Additionally, Clement has held positions in scientific organisations. He was head of the division for Pharmaceutical and Medicinal Chemistry within the German Pharmaceutical Society (DPhG). From 2007 until today he has been the head of the association of pharmacy professors in Germany (VdPPHI). From 2014 to 2019 he was speaker of the conference of faculties for mathematics and science (MNFT). He represented the natural sciences in the board of the general faculty conference (AFT).

Clement was member of a committee advising the federal ministry for health about reforming the pharmacists' education and continued his commitment on this issue afterwards. He is member of the advisory board of the institute for exam questions in medicine and pharmacy (IMPP).

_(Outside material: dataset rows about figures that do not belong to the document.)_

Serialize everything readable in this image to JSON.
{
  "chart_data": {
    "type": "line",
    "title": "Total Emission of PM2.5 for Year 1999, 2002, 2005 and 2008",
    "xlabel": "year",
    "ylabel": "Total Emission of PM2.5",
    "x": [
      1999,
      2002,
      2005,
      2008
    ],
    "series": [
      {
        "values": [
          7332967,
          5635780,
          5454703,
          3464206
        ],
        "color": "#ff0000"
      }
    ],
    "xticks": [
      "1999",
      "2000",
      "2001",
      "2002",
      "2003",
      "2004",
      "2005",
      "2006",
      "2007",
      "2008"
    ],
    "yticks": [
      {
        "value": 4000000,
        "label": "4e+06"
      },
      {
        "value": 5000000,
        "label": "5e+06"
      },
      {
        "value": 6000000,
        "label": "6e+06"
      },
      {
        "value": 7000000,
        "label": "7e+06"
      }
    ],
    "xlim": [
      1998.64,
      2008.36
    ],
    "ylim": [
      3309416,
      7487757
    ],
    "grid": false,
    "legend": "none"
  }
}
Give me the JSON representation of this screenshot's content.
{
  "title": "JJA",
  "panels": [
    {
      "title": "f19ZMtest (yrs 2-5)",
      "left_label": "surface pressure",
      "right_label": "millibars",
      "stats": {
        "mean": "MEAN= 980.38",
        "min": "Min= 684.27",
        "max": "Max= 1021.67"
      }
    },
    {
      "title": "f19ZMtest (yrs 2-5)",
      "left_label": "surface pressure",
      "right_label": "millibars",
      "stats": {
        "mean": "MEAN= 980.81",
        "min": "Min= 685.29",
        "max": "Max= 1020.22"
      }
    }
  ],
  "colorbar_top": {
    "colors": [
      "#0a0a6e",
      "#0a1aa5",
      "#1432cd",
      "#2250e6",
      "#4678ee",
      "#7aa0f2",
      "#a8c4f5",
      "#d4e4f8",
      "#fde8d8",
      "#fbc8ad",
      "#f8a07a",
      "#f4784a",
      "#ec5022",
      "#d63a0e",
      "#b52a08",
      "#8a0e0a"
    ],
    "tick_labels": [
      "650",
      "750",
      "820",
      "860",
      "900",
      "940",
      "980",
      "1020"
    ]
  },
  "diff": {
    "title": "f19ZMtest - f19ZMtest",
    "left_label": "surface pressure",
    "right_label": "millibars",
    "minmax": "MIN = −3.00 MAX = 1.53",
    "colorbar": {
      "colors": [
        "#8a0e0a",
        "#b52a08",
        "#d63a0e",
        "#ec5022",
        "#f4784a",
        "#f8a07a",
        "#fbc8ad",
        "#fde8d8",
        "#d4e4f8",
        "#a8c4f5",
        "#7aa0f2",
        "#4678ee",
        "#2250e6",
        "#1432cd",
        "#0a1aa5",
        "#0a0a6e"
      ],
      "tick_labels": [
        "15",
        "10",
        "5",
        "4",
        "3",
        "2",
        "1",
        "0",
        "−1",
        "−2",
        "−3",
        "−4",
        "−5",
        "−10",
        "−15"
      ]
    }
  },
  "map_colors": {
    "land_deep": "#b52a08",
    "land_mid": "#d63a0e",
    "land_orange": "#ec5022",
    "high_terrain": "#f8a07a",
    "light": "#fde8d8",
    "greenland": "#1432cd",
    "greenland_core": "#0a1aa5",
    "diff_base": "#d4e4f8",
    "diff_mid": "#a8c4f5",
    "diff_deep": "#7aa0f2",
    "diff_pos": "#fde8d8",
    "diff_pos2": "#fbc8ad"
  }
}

On the international level, he was a member of the council of both the European Federation for Medicinal Chemistry (EFMC) and the International Society for the Study of Xenobiotics (ISSX). For the former, he served as "chair" for the International Symposium of Medicinal Chemistry (EFMC-ISMC) in Berlin.

== Research ==
Clement is author of more than 150 publications in scientific journals and has supervised more than 90 PhD students. Key aspect of his research is biotransformation, in particular N-reduction catalysed by the mitochondrial amidoxime reducing component (mARC), which was utilised in the development of prodrugs for nitrogen-containing drug substances. Furthermore, his group works on novel topoisomerase inhibitors for the treatment of cancer.

== Awards and honours ==
For his research, many awards have been given to Clement. In 1998 and 2007, he received the Phoenix Science Award and in 2003 the animal welfare award of Schleswig-Holstein. For his life's achievements, he was awarded the Carl Mannich Medal in 2016, the highest award of the German Pharmaceutical Society. Furthermore, the European Federation for Medicinal Chemistry made him a life-long honorary fellow in 2021.